Practitioners should also try to anticipate the concerns of industry and, in particular, the proposals of the Alliance for Electronic Business (AEB), a grouping which includes such influential business confederations as the FEI, the CBI, CSSA, DMA and the ECA. The Electronic Communications Act 2000 has been welcomed by the AEB (which is developing a scheme for an industry-led registry of cryptography service procedures – the T-scheme). On the other hand, the Regulation of Investigatory Powers Bill is being strongly resisted. The concern there is that the financial services sector in particular will be affected as they may legally be compelled to breach a client’s trust. Legal advice may be sought as to how best to deal with this potential minefield.

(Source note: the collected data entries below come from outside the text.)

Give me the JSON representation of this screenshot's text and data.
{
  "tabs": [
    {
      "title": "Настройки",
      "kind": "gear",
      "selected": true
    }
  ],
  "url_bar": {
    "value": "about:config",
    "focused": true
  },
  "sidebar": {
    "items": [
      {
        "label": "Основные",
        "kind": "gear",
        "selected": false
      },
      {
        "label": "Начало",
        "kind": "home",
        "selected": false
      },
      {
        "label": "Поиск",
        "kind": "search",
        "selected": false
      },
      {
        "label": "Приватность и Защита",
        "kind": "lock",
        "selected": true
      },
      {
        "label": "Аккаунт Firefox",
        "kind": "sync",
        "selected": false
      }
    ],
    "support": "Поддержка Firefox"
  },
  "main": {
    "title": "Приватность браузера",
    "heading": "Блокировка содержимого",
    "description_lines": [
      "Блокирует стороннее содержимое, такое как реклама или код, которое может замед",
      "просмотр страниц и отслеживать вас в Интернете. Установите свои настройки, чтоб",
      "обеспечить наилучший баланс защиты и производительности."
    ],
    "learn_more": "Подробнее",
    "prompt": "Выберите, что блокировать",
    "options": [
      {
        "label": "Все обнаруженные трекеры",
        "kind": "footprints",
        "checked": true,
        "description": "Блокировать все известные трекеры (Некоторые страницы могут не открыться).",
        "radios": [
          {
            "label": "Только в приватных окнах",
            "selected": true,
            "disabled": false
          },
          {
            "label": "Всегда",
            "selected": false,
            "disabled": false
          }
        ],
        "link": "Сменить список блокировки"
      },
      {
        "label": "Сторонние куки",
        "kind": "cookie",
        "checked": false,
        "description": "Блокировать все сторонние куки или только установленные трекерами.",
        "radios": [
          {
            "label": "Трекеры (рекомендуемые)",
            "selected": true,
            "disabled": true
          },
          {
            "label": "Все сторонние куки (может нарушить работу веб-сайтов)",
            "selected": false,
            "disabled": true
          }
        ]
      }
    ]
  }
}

As legislation continues to arrive on a local and European level, various uncertainties and difficulties will plague e-commerce practitioners and their clients in the months to come. Vigilance and a sensible hands-on approach are strongly recommended.
Endnotes:
1. Details of proposed changes to legislation can be found at the DTI’s Web site at: www.publications.parliament.uk/pa/cm199900/cmhansrd/cm000524/text/00524w13.htm#00524w13.htmlspnew0).
2. Article 2(c) states that: ‘The presence and use of the technical means and technologies required to provide the service do not constituted an establishment of the provider’.